In 2017, helmet jellyfish were caught to be studied to determine their main prey. In this experiment it was found that each had only an average of five different prey species in their digestive system. The prey in their digestive system was examined as well as their relative abundance. There was a 27% presence of copepods, 23% of pteropods, 20% of amphipods, 17% of euphausiids, and 13% of chaetognaths.

== Reproductive cycle ==
Periphylla periphylla represents an exception, very rarely found in the phylum Cnidaria: the medusae do not go through a polyp stage, thus presenting a "holopelagic" life cycle. They also do not undergo an ephyra stage as well as a sessile stage. The helmet jellyfish is also unique in its growth and sexual reproduction in that they are the only known scyphozoan that undergoes sexual propagation but lacks the planula stage. During reproduction, the female helmet jellyfish contain thousands of eggs within their gonads. Their eggs are actually the largest sized eggs within all Cnidaria; despite this however, females will only produce a small number of eggs. The jellyfish release their eggs on the surface of the water, where they rapidly sink to a depth that limits visibility of predators. The medusae release fertilized eggs in open water and these develop directly into medusae, whose development rests entirely upon the egg's high yolk supply:

- This yolk supply is seen during the first stage of development and is found inside of a network of plasma strains. This is when nuclei dispersed, and many of them are only found during this stage.

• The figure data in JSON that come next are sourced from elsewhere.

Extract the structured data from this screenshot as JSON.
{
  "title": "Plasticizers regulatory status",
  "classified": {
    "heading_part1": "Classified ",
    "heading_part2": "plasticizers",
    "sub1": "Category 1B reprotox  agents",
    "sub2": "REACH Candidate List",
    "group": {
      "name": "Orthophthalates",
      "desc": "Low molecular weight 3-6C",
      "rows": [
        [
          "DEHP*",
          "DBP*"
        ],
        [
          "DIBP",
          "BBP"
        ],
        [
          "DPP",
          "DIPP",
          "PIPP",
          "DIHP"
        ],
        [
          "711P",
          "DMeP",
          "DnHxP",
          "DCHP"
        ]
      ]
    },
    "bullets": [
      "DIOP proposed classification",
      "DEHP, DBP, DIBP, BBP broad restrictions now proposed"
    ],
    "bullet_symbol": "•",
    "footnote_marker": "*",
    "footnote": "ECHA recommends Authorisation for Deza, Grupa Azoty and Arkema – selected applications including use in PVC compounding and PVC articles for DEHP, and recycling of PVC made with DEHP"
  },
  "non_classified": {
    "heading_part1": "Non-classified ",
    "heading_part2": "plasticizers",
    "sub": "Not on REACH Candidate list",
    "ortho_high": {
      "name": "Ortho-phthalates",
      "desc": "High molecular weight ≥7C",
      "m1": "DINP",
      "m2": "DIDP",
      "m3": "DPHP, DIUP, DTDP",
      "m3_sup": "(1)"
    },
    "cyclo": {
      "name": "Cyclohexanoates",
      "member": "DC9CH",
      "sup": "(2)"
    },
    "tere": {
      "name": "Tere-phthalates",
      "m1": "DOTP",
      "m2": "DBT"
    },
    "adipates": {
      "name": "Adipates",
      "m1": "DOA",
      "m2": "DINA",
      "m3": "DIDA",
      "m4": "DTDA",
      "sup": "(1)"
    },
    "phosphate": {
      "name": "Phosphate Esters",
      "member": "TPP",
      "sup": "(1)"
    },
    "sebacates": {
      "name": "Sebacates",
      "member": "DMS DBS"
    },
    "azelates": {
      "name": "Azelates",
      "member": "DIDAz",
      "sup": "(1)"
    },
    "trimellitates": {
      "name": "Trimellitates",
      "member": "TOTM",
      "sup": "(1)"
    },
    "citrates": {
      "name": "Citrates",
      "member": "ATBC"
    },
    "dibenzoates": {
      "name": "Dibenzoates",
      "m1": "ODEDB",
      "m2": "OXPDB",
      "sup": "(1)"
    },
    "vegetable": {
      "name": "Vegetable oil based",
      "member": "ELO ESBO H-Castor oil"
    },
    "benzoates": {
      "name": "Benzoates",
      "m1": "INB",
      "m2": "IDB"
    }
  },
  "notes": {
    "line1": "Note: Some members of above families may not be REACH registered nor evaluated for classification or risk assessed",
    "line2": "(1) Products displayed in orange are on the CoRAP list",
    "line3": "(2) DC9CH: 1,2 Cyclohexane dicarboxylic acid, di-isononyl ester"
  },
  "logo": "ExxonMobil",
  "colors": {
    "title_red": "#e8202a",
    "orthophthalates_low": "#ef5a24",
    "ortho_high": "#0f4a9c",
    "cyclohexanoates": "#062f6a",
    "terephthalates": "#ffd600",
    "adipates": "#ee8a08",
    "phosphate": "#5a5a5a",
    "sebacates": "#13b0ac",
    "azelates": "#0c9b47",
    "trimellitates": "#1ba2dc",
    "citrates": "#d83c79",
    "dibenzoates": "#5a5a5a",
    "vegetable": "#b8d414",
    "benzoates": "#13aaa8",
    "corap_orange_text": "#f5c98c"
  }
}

- During the second stage of development a minor indentation is seen, which then develops into a mouth. The yolk supply has by then shrunk to only one to two layers above the nucleus. An acid mucus develops through secretion of the endodermal layer.

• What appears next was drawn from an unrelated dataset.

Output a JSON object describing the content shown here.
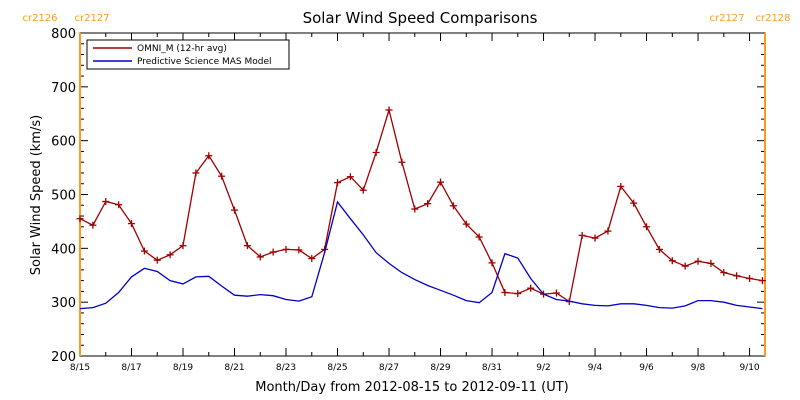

- As the jellyfish enters its third stage of development a smooth pit is visible on its anterior end. There is the first indication of a mouth, and their body shape resembles a hat. The amount of yolk granules decrease throughout this stage, and occur in three to four layers.

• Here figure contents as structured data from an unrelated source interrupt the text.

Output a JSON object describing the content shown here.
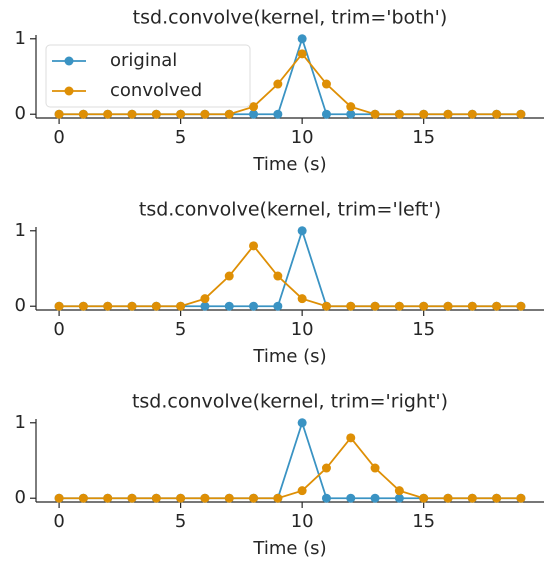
{
  "chart_data": [
    {
      "type": "line",
      "title": "tsd.convolve(kernel, trim='both')",
      "xlabel": "Time (s)",
      "x": [
        0,
        1,
        2,
        3,
        4,
        5,
        6,
        7,
        8,
        9,
        10,
        11,
        12,
        13,
        14,
        15,
        16,
        17,
        18,
        19
      ],
      "series": [
        {
          "name": "original",
          "color": "#3a93c3",
          "values": [
            0,
            0,
            0,
            0,
            0,
            0,
            0,
            0,
            0,
            0,
            1,
            0,
            0,
            0,
            0,
            0,
            0,
            0,
            0,
            0
          ]
        },
        {
          "name": "convolved",
          "color": "#de8f05",
          "values": [
            0,
            0,
            0,
            0,
            0,
            0,
            0,
            0,
            0.1,
            0.4,
            0.8,
            0.4,
            0.1,
            0,
            0,
            0,
            0,
            0,
            0,
            0
          ]
        }
      ],
      "xlim": [
        -0.95,
        19.95
      ],
      "ylim": [
        -0.05,
        1.05
      ],
      "xticks": [
        0,
        5,
        10,
        15
      ],
      "yticks": [
        0,
        1
      ],
      "legend": "upper left"
    },
    {
      "type": "line",
      "title": "tsd.convolve(kernel, trim='left')",
      "xlabel": "Time (s)",
      "x": [
        0,
        1,
        2,
        3,
        4,
        5,
        6,
        7,
        8,
        9,
        10,
        11,
        12,
        13,
        14,
        15,
        16,
        17,
        18,
        19
      ],
      "series": [
        {
          "color": "#3a93c3",
          "values": [
            0,
            0,
            0,
            0,
            0,
            0,
            0,
            0,
            0,
            0,
            1,
            0,
            0,
            0,
            0,
            0,
            0,
            0,
            0,
            0
          ]
        },
        {
          "color": "#de8f05",
          "values": [
            0,
            0,
            0,
            0,
            0,
            0,
            0.1,
            0.4,
            0.8,
            0.4,
            0.1,
            0,
            0,
            0,
            0,
            0,
            0,
            0,
            0,
            0
          ]
        }
      ],
      "xlim": [
        -0.95,
        19.95
      ],
      "ylim": [
        -0.05,
        1.05
      ],
      "xticks": [
        0,
        5,
        10,
        15
      ],
      "yticks": [
        0,
        1
      ]
    },
    {
      "type": "line",
      "title": "tsd.convolve(kernel, trim='right')",
      "xlabel": "Time (s)",
      "x": [
        0,
        1,
        2,
        3,
        4,
        5,
        6,
        7,
        8,
        9,
        10,
        11,
        12,
        13,
        14,
        15,
        16,
        17,
        18,
        19
      ],
      "series": [
        {
          "color": "#3a93c3",
          "values": [
            0,
            0,
            0,
            0,
            0,
            0,
            0,
            0,
            0,
            0,
            1,
            0,
            0,
            0,
            0,
            0,
            0,
            0,
            0,
            0
          ]
        },
        {
          "color": "#de8f05",
          "values": [
            0,
            0,
            0,
            0,
            0,
            0,
            0,
            0,
            0,
            0,
            0.1,
            0.4,
            0.8,
            0.4,
            0.1,
            0,
            0,
            0,
            0,
            0
          ]
        }
      ],
      "xlim": [
        -0.95,
        19.95
      ],
      "ylim": [
        -0.05,
        1.05
      ],
      "xticks": [
        0,
        5,
        10,
        15
      ],
      "yticks": [
        0,
        1
      ]
    }
  ]
}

- The fourth stage of development shows their “umbrella” to have four indentations which creates the gastric septa on its inside. This stage is when there is the first indication of a histone.
- As for stage five, there are now sixteen lappets and four rhopalic buds developed. Their medusa shape is much more defined. There is also nearly no yolk present.
- Stage six of development is when the first glimpse of an opaque jelly is seen. At the end of the hypstome, the cross-shaped mouth is now opened.
- The seventh stage of development is when they begin to take on their medusa jellyfish shape. They have twelve tentacles as well as four interradial rhopalia. They do not begin to show pigmentation in this stage, but this stage is when cilia is first seen.
- The final eighth stage is known for when the purple pigmentation of the helmet jellyfish is now seen in their mouth and stomach.
== Distribution ==
The helmet jellyfish is found in nearly every ocean of the world, as well as in the Norwegian fjords and in the Mediterranean Sea. The only ocean they are not known to inhabit is the Arctic Ocean, despite being found commonly in fjords located within Lurefjorden and western Spitsbergen, Norway. They can also be found in the Iceland and Greenland Seas. Additionally, there has been an increase in their population throughout the northern Barents Sea in recent years. Their distribution throughout these different locations are greatly influenced by the depths of water, abundance of food sources, and preferred light intensities. Their distribution can also be affected by physical conditions, and they have been observed to position themselves further from the surface of the water if there are harsh weather conditions or to avoid too much sunlight.

Their distribution can be affected by water temperature. The vast majority of helmet jellyfish live in temperatures ranging from 4 - 11°C but they are able to survive in water temperatures reaching up to nearly 20°C.